Kepentingan masyarakat terancam jika terjadi kolusi dengan pengusaha dalam Pilkada

Kepentingan masyarakat terancam jika terjadi kolusi dengan pengusaha dalam Pilkada

Dikhawatirkan potensi permainan sumbangan untuk Paslon pengusaha yang akan terkait dengan bagi-bagi proyek pasca Pilkada


Statement ini bukan dari saya. Kompas (18/11) yang bilang. Menurut media terkemuka nasional ini, dikhawatirkan potensi permainan sumbangan untuk Paslon pengusaha yang akan terkait dengan bagi-bagi proyek pasca Pilkada.
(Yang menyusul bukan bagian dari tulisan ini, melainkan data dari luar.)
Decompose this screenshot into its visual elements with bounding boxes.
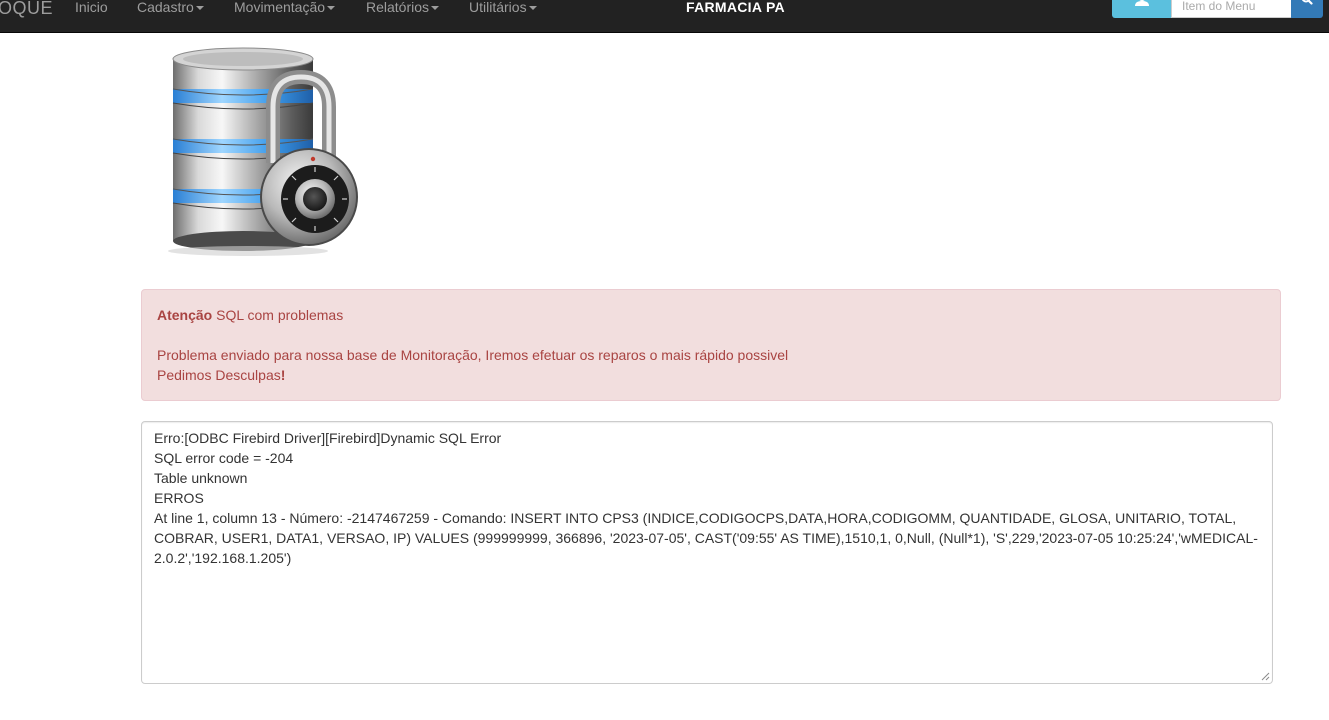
nav-item-utilitarios[interactable]: Utilitários bbox=[469, 0, 537, 16]
error-line: ERROS bbox=[154, 490, 204, 506]
nav-item-movimentacao[interactable]: Movimentação bbox=[234, 0, 336, 16]
caret-down-icon bbox=[195, 6, 204, 11]
user-button[interactable] bbox=[1112, 0, 1172, 18]
alert-apology: Pedimos Desculpas! bbox=[157, 365, 285, 385]
alert-apology-text: Pedimos Desculpas bbox=[157, 367, 281, 383]
menu-search-input[interactable] bbox=[1171, 0, 1292, 18]
search-button[interactable] bbox=[1291, 0, 1323, 18]
nav-item-label: Relatórios bbox=[366, 0, 430, 15]
company-title: FARMACIA PA bbox=[686, 0, 785, 15]
nav-item-label: Inicio bbox=[75, 0, 108, 15]
nav-item-label: Cadastro bbox=[137, 0, 194, 15]
alert-strong-label: Atenção bbox=[157, 307, 213, 323]
caret-down-icon bbox=[528, 6, 537, 11]
nav-item-relatorios[interactable]: Relatórios bbox=[366, 0, 440, 16]
error-line: Table unknown bbox=[154, 470, 248, 486]
navbar-brand[interactable]: OQUE bbox=[0, 0, 53, 18]
nav-item-label: Movimentação bbox=[234, 0, 326, 15]
search-icon bbox=[1301, 0, 1313, 5]
error-line: At line 1, column 13 - Número: -21474672… bbox=[154, 510, 1258, 566]
error-line: SQL error code = -204 bbox=[154, 450, 294, 466]
resize-handle-icon[interactable] bbox=[1260, 671, 1270, 681]
error-details-textarea[interactable]: Erro:[ODBC Firebird Driver][Firebird]Dyn… bbox=[141, 421, 1273, 684]
alert-message: Problema enviado para nossa base de Moni… bbox=[157, 347, 789, 363]
error-line: Erro:[ODBC Firebird Driver][Firebird]Dyn… bbox=[154, 430, 502, 446]
caret-down-icon bbox=[431, 6, 440, 11]
database-lock-icon bbox=[168, 47, 358, 256]
sql-error-alert: Atenção SQL com problemas Problema envia… bbox=[141, 289, 1281, 401]
top-navbar: OQUE Inicio Cadastro Movimentação Relató… bbox=[0, 0, 1329, 33]
user-icon bbox=[1135, 0, 1149, 6]
nav-item-cadastro[interactable]: Cadastro bbox=[137, 0, 204, 16]
caret-down-icon bbox=[327, 6, 336, 11]
nav-item-inicio[interactable]: Inicio bbox=[75, 0, 108, 16]
alert-heading-text: SQL com problemas bbox=[212, 307, 344, 323]
alert-heading: Atenção SQL com problemas bbox=[157, 305, 343, 325]
alert-apology-mark: ! bbox=[280, 367, 286, 383]
nav-item-label: Utilitários bbox=[469, 0, 527, 15]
Kolusi seperti ini dikhawatirkan mengancam kepentingan masyarakat luas, karena jika pejabat (Paslon) terpilih dia akan lebih mempehatikan kepentingan pengusaha penyuplai dana kampanye daripada rakyat.

Kompas melaporkan nosi itu dari seminar “Membangun Pilkada Serentak yang Bersih dan Bebas Korupsi” di BPHN, Kemenhukham, bersamaan dengan diskusi laporan sumbangan dana kampanye yang digelar Jaringan Pendidikan Pemilih untuk Rakyat (JPPR).

Dalam observasi di daerah-daerah, JPPR menemukan potensi pelanggaran dana kampanye, yakni sumbangan yang melebihi batas, yaitu perorangan Rp 50 juta dan perusahaan Rp. 500 juta.

“Pengusaha dengan sengaja memecah jumlah sumbangan untuk mengakali batas maksimal,” simpul JPPR.

“Kami menemukan ada Paslon yang menerima sumbangan dari 7 perusahaan, ternyata dari 2 perusahaan utama,” jelas JPPR.

Temuan ini menunjukkan sinyal mengkhawatirkan bahwa Paslon pemenang akan mendahulukan perusahaan penyumbang ketimbang kepentingan masyarakat.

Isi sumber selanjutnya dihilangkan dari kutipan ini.